Les scientifiques ont poussé l’analyse encore plus loin avec une étude génétique (GWAS). Ils ont identifié deux variantes génétiques maternelles associées à une descendance uniquement féminine (gène NSUN6) ou masculine (gène TSHZ1). Même si ces résultats demandent à être confirmés, ils suggèrent que la mère pourrait avoir un rôle plus actif que prévu dans le sexe de l’enfant.

Ce que cela signifie pour les parents

Cette étude ne remet pas en cause le fait que, globalement, les naissances de garçons et de filles s’équilibrent dans la population. Mais pour chaque famille, cette répartition n’est pas nécessairement équilibrée. Autrement dit, si vous avez déjà eu deux ou trois enfants du même sexe, il y a légèrement plus de chances que le suivant soit du même sexe. Pas de quoi prédire l’avenir avec certitude, mais suffisant pour dire que le destin génétique n’est pas si hasardeux qu’on le croyait.

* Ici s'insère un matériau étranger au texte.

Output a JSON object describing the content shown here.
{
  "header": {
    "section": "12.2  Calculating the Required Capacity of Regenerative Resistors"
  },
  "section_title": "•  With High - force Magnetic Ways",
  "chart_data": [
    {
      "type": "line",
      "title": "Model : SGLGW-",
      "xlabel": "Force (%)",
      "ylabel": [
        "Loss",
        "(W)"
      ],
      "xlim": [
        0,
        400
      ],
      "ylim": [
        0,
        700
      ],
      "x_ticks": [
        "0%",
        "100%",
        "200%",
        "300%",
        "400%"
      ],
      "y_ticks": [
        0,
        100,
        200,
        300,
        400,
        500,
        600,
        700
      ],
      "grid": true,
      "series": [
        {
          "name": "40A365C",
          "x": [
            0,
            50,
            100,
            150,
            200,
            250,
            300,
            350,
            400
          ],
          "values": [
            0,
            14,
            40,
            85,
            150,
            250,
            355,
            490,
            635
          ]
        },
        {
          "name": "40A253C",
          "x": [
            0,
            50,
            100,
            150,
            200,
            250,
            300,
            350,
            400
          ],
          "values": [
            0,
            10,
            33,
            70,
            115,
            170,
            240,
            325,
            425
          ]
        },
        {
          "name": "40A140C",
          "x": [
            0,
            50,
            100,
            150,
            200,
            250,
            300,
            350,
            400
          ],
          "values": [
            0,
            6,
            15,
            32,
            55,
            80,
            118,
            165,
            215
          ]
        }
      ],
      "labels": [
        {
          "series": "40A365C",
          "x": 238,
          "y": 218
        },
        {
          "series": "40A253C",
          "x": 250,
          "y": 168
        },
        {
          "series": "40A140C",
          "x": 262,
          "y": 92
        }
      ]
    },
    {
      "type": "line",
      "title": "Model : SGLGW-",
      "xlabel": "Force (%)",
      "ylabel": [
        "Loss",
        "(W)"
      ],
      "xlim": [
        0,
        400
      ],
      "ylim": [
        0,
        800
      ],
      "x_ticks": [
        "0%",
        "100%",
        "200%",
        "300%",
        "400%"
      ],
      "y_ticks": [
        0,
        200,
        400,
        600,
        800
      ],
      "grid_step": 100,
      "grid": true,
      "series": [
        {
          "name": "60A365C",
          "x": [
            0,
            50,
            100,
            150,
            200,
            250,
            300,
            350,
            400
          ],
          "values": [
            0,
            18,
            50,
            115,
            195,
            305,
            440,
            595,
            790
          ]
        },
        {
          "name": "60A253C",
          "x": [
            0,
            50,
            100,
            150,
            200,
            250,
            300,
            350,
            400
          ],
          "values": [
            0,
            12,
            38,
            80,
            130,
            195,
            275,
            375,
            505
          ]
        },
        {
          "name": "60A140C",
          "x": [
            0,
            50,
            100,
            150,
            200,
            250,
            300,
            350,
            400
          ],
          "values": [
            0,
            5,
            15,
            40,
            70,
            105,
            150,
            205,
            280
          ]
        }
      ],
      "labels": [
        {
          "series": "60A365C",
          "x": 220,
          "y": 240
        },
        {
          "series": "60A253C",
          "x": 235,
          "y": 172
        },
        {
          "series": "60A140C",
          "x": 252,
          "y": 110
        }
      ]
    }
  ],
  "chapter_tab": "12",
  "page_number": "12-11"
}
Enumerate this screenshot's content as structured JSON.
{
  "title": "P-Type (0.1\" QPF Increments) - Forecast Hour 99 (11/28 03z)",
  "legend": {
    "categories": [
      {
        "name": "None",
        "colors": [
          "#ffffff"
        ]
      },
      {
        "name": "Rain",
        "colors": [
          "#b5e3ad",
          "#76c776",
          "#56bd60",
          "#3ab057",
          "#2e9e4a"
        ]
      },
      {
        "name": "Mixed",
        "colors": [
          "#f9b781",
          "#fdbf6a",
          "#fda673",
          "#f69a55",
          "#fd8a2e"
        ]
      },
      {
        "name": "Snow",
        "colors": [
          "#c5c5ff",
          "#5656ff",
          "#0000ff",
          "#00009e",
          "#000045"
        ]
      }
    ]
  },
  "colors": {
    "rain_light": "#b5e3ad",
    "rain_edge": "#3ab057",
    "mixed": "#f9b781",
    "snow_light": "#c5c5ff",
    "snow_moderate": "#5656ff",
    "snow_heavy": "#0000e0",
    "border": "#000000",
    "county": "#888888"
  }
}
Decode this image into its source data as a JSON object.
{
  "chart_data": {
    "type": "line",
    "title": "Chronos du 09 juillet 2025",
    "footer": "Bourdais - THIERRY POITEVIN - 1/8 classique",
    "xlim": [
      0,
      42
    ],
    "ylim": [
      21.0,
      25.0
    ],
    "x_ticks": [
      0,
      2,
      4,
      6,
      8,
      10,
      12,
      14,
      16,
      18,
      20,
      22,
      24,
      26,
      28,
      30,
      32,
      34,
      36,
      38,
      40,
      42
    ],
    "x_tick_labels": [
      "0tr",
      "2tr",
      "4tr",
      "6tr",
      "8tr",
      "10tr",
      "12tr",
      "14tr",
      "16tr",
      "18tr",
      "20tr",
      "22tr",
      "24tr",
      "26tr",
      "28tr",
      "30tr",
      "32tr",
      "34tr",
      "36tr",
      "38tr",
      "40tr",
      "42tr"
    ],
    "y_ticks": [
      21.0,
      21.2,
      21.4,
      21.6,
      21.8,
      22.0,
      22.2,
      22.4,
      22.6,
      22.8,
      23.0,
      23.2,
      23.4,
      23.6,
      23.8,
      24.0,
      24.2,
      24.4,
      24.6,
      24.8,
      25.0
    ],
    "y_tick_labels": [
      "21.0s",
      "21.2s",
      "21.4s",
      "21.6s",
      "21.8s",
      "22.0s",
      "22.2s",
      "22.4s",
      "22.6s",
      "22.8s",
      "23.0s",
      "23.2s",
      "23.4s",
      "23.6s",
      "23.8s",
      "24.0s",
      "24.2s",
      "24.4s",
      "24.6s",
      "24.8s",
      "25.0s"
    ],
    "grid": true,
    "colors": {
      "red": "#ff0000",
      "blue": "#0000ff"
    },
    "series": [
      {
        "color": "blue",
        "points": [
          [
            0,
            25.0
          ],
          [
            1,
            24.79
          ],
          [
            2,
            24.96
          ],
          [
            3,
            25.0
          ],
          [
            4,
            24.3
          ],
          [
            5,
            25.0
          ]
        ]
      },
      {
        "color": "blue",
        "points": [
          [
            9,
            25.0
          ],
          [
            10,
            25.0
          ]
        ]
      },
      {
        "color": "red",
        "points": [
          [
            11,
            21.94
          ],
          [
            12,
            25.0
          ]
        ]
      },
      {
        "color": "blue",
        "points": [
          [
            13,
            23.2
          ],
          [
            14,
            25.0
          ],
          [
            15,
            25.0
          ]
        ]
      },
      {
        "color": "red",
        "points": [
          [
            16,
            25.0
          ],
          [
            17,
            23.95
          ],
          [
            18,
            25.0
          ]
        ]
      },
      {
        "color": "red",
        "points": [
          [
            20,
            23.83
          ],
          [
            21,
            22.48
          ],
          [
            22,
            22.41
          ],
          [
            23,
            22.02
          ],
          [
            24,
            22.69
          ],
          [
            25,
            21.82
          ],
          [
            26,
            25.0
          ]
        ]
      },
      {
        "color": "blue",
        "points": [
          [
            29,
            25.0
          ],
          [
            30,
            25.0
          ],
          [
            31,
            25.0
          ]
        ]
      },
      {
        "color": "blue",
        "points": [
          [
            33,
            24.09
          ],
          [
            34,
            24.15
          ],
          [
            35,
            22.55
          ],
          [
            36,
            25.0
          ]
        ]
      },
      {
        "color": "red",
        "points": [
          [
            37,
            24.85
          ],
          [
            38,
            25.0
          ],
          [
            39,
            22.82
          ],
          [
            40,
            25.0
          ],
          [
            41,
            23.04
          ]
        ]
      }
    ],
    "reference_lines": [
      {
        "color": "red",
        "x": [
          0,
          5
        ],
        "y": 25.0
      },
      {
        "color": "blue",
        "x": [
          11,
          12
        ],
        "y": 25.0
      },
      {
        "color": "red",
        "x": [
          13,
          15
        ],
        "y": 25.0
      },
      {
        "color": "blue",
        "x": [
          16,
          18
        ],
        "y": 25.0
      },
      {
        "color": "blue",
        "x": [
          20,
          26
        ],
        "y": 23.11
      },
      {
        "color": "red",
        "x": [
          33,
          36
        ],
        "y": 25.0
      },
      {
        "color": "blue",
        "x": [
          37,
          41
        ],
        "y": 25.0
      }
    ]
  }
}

Prudence face aux interprétations hâtives

Cette étude ne dit pas que les parents peuvent prédire ou choisir le sexe de leur futur enfant.

Comme l’observe Numerama, les écarts observés restent faibles à l’échelle individuelle, et les données concernent uniquement les mères, sans prendre en compte les facteurs liés aux pères. De plus, la cohorte étudiée est composée majoritairement de femmes blanches et de profession infirmière, ce qui limite l’universalité des résultats.

Enfin, il faut également distinguer biais biologique et comportements sociaux : dans certaines cultures, le fait d’avoir un enfant d’un sexe particulier peut influencer la décision d’agrandir ou non la famille.